On Colonial Resistance and the Boston Tea Party
April 9, 1774

We come now to the consideration of our author's final settlements, and in page 14 we find him thus expressing himself:

“Even the arbitrary and despotic governments of France and Spain maintain their authority over their American colonies but very imperfectly, inasmuch as they cannot restrain them from breaking through those rules and regulations of exclusive trade for the sake of which all colonies seem to have been originally founded.”

What then shall we say in regard to such colonies as are the offspring of a free constitution? And how are such colonies to be governed — without using force or compulsion, or pursuing any measure repugnant to their own ideas of civil or religious liberty?

In short: How shall we govern without violating the very principles on which our constitution was built?

Here we touch the real problem: We have mistaken dominion for duty, and coercion for constitutional government. We have imagined that the colonies were planted for the profit of ministers, not the rights of men.

But when power forgets justice, the people must remember it. And so we come to Boston.

I cannot but declare my own opinion — that those concerned in the destruction of the tea in Boston were a band of virtuous patriots, whose names, when once made public, will doubtless be held in eternal veneration by their countrymen.

The glorious illegality they achieved — if every statute, whether just or unjust, be properly comprehended in the word law — was an act of absolute moral and political necessity, and therefore exempt even from good laws.

It was:

  • an act of singular wisdom,
  • of strict justice,
  • of remarkable temper and forbearance, considering their provocations.

It was done in self-defense, with the greatest good order and decency, and unaccompanied with incivility to any one, or the smallest damage to anything in the ships besides the treacherous tea.

That tea — for the reasons I have given — and agreeable to the spirit of the law of nature and nations, was justly forfeited to the injured Americans.

The East-India Company are not entitled to any satisfaction or payment for the same.

I am, &c.
John Cartwright


HAL 1776 Commentary

“Cartwright doesn’t apologize for Boston — he canonizes it.”
— HAL 1776

In Letter IX, Cartwright enters dangerous waters: the realm of direct action — and makes his boldest stand yet. Where others saw vandalism or treason in the Boston Tea Party, Cartwright saw a moral act of political clarity.

“The glorious illegality… was an act of absolute moral and political necessity.”

This is a British radical defending American revolutionaries, not out of sentiment, but by invoking natural law, constitutional principle, and political ethics.
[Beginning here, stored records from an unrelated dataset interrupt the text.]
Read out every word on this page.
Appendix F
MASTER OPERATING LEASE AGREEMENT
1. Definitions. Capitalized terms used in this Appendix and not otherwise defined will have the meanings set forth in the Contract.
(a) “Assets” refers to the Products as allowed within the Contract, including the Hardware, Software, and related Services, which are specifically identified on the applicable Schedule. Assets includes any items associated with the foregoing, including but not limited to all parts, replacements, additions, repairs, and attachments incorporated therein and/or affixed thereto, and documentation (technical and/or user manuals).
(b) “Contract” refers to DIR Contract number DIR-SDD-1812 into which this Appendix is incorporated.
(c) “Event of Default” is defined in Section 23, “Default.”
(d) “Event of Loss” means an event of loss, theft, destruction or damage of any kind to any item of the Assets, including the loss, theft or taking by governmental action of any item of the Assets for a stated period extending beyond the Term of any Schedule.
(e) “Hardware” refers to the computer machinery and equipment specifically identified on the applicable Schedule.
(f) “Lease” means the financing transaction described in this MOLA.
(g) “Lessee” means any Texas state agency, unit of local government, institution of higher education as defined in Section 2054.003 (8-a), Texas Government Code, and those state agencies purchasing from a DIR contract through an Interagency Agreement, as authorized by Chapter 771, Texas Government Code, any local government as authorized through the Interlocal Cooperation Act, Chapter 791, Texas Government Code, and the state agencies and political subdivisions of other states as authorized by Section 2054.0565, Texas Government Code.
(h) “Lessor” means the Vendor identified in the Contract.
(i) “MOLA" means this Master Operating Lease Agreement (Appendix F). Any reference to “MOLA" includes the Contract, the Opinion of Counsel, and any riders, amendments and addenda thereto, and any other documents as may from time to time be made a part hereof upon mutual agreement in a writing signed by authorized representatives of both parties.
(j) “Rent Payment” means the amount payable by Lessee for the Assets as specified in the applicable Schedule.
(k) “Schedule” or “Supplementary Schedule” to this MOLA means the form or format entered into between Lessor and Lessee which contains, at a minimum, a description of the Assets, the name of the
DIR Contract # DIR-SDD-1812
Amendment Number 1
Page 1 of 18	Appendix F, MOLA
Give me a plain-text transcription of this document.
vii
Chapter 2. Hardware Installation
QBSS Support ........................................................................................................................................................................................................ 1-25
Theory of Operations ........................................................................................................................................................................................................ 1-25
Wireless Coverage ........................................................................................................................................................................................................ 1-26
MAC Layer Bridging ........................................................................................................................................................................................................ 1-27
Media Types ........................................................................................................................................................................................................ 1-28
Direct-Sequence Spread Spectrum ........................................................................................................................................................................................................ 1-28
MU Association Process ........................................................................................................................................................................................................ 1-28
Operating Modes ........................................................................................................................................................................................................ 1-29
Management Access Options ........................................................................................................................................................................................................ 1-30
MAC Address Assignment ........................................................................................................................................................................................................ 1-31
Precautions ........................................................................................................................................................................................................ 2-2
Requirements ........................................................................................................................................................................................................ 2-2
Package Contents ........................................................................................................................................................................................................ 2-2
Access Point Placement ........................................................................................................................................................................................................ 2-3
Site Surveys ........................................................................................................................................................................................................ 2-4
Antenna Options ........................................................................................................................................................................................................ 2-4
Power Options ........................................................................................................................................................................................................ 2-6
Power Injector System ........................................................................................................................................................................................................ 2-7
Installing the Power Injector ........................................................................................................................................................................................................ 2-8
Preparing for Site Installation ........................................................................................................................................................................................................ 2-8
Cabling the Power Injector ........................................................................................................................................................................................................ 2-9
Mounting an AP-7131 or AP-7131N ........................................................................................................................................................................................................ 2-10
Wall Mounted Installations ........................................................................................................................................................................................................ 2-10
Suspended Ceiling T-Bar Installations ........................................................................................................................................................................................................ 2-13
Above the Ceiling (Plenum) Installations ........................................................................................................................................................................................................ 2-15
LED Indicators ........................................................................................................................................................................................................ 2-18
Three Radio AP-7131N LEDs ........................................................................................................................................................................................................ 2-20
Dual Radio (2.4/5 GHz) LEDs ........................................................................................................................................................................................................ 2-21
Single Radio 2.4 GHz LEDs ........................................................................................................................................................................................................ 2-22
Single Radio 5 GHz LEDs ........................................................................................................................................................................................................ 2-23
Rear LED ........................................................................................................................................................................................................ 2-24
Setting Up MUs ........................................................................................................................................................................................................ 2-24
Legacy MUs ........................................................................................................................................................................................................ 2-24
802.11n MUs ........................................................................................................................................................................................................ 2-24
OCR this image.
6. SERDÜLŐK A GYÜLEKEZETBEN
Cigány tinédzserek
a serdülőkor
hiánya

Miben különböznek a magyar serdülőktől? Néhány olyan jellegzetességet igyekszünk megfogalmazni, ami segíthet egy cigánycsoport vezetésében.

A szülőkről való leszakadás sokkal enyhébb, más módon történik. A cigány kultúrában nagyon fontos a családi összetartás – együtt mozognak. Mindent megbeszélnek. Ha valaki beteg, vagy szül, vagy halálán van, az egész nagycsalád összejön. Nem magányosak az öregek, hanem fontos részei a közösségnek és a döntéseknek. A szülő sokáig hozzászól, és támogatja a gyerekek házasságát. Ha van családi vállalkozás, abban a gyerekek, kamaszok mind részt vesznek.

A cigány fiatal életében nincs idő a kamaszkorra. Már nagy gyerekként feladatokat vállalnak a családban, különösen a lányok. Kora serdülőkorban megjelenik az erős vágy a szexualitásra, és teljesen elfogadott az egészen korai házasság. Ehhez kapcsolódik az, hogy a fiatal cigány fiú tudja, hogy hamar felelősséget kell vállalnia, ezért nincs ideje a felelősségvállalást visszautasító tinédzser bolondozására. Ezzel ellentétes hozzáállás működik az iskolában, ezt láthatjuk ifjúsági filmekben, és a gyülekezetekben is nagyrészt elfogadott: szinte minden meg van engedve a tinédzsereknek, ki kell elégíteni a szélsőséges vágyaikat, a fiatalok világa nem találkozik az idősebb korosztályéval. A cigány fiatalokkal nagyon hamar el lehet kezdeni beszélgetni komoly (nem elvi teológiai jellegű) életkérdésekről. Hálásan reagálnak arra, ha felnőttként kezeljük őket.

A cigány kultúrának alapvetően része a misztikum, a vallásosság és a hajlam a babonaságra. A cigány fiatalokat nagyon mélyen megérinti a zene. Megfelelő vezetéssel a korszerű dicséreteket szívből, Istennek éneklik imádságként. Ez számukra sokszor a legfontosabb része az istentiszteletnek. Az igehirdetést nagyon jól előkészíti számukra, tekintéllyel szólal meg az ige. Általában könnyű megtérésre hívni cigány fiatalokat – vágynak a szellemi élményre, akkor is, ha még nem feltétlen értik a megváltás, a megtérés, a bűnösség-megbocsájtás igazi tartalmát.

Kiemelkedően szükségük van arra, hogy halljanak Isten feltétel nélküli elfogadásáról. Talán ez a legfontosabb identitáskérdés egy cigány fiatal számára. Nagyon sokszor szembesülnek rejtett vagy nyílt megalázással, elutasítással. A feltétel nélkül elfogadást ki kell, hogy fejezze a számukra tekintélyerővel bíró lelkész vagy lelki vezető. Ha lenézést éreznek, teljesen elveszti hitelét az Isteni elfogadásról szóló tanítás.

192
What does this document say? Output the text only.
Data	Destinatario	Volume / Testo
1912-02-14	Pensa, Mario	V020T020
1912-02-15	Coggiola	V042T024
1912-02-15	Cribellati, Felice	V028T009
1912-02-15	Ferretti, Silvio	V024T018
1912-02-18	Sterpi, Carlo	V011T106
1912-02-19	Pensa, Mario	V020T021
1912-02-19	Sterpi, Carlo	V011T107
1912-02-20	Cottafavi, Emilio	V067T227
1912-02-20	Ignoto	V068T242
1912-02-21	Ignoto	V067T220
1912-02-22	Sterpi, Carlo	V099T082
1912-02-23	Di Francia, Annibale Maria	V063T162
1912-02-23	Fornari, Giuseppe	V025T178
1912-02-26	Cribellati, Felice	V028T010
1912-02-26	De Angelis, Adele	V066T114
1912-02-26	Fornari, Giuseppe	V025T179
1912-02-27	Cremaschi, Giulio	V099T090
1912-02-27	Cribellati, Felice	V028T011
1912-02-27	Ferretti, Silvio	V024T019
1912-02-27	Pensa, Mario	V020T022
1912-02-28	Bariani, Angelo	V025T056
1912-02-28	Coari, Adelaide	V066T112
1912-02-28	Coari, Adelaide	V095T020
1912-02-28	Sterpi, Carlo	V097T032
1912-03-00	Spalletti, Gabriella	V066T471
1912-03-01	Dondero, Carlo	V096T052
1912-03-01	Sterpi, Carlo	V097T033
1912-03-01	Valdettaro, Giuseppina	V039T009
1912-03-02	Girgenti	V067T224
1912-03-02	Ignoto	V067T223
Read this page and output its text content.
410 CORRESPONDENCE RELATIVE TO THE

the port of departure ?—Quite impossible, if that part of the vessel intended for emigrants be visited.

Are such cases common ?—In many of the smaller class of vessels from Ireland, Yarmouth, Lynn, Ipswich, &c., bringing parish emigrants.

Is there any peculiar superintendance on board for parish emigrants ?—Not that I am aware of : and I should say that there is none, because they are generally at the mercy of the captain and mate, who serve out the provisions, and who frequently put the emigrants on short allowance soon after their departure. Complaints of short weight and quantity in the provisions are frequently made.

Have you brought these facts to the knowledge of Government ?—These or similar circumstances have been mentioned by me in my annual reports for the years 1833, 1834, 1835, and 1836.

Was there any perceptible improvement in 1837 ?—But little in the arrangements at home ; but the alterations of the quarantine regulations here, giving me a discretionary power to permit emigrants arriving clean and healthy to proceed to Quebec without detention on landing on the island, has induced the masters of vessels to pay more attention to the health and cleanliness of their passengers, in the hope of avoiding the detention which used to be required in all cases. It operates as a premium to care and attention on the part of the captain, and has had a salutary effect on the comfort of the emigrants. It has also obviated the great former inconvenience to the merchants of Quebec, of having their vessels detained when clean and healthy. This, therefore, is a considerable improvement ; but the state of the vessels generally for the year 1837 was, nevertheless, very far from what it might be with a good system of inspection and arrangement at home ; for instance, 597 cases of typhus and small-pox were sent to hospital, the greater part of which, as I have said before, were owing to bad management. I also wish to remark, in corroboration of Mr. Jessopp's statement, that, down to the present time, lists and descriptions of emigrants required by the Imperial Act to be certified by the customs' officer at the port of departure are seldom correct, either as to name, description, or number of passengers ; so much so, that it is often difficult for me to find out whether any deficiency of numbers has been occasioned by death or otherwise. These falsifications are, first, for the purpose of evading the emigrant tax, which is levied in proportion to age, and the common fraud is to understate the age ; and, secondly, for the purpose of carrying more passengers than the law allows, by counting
He reframes the destruction of the tea not as a crime, but as a civil exorcism — purging corruption, not attacking commerce.

“Unaccompanied with incivility… remarkable temper and forbearance.”

To Cartwright, the Boston Tea Party wasn’t just justified — it was admirable. And in asserting that the East India Company deserved no compensation, he struck at the imperial-commercial axis that fueled British oppression.

This letter is a watershed moment. It shows that resistance to empire could be measured, just, and lawful in the highest moral sense.

“Cartwright made it clear: in the court of conscience, the tea was guilty — and Boston was right.”